# Hedgie hats



## Dreamcatcher (Jan 8, 2012)

I have looked at the classified part, and gone thru the listings but I don't see anyone who makes hedgie hats. Does anyone make them?


----------



## nikki (Aug 28, 2008)

HI, I make and sell hedgie hats, please feel free to check out my website. Thanks

http://quillsnthings.webs.com/accessoriesforsale.htm


----------



## Dreamcatcher (Jan 8, 2012)

Apparently I didn't scroll down far enough. I would like to get 2, can you tell me what shipping to 46071 would cost. Thanks


----------



## nikki (Aug 28, 2008)

I will pm you about this right now! thanks


----------



## Tara151 (Jan 9, 2012)

Is a hedgie hat different from a snuggle sack/bag?


----------



## LarryT (May 12, 2009)

Tara151 said:


> Is a hedgie hat different from a snuggle sack/bag?

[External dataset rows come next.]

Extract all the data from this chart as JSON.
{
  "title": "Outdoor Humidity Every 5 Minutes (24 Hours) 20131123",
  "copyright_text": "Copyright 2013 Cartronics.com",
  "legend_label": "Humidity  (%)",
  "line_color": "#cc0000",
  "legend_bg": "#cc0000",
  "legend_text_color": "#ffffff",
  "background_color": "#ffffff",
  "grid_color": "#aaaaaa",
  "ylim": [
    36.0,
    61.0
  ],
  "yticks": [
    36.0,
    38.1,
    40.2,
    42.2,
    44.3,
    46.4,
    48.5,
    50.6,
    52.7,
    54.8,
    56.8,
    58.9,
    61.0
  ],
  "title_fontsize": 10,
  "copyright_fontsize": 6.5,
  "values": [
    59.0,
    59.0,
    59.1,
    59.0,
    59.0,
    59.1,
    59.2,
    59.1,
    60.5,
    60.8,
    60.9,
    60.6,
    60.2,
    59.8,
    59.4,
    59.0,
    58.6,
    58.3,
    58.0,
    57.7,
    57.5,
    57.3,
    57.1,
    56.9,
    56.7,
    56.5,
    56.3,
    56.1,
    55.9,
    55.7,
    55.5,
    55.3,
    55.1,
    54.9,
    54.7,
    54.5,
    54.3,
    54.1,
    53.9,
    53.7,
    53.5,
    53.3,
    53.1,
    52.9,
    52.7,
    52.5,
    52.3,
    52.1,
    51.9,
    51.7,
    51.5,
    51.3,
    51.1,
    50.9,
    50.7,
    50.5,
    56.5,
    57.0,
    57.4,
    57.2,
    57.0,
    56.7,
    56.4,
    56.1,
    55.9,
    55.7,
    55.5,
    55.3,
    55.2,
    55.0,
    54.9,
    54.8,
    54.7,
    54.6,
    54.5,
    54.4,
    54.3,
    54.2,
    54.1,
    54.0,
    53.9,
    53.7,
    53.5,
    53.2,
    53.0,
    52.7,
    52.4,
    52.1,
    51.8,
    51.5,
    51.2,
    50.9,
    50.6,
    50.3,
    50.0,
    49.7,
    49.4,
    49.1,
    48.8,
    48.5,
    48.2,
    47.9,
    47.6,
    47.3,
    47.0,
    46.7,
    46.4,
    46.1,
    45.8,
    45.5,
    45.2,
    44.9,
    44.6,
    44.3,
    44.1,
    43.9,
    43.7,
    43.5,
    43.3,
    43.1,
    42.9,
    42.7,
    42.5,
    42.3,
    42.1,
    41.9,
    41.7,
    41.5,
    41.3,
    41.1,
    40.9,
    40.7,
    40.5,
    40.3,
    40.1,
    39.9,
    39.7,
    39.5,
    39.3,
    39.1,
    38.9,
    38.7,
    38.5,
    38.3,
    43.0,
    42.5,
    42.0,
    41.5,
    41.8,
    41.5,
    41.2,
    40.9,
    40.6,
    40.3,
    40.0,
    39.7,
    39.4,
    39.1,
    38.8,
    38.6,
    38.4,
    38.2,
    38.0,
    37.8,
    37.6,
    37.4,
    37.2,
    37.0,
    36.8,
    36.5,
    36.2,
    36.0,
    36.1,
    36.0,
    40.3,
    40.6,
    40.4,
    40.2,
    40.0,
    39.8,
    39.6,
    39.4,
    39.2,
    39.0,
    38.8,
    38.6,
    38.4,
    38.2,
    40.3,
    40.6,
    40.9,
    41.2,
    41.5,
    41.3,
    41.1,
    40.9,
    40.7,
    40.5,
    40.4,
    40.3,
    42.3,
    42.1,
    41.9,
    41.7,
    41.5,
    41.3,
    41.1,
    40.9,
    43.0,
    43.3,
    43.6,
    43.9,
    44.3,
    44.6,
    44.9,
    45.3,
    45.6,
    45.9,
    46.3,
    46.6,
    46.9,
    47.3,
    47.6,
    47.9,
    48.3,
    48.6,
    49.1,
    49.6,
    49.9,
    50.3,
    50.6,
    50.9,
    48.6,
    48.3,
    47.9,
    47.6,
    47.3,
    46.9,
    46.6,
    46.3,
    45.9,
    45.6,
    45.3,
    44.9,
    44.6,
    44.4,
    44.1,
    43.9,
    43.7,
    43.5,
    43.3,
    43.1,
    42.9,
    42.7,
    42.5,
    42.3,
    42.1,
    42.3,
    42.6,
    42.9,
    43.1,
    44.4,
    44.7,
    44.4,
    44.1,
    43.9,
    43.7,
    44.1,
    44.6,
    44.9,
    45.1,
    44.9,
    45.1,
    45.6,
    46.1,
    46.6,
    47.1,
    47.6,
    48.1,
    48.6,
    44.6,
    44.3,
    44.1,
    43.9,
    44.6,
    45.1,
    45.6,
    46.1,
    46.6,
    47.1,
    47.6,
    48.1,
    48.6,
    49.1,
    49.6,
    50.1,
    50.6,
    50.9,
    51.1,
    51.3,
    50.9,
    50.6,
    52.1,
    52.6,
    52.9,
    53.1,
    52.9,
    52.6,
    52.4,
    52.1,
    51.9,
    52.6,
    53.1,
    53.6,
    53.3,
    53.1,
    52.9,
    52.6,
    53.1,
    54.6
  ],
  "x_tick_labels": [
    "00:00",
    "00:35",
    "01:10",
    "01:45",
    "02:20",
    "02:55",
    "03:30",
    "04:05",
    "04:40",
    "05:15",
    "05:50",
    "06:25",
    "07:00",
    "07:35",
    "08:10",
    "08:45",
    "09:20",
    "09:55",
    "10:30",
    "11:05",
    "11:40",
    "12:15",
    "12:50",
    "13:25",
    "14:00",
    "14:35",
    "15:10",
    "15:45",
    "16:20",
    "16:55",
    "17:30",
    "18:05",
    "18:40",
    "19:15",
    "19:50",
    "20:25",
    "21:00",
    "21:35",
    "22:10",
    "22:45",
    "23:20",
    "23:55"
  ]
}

 If you scroll down on her site http://quillsnthings.webs.com/accessoriesforsale.htm you will see the cool motorcycle hat


----------



## nikki (Aug 28, 2008)

Yes they are...the hedgie hats are a bowl shaped hat that hedgehogs can sleep under, while the snugglesacs/hedgiebags are like sleeping bags for them to sleep in. If you click on the link I posted above you'll see an example of each there. 

Opps Larry beat me! Thanks Larry!


----------



## Dreamcatcher (Jan 8, 2012)

Thank you, I replied to the pm.


----------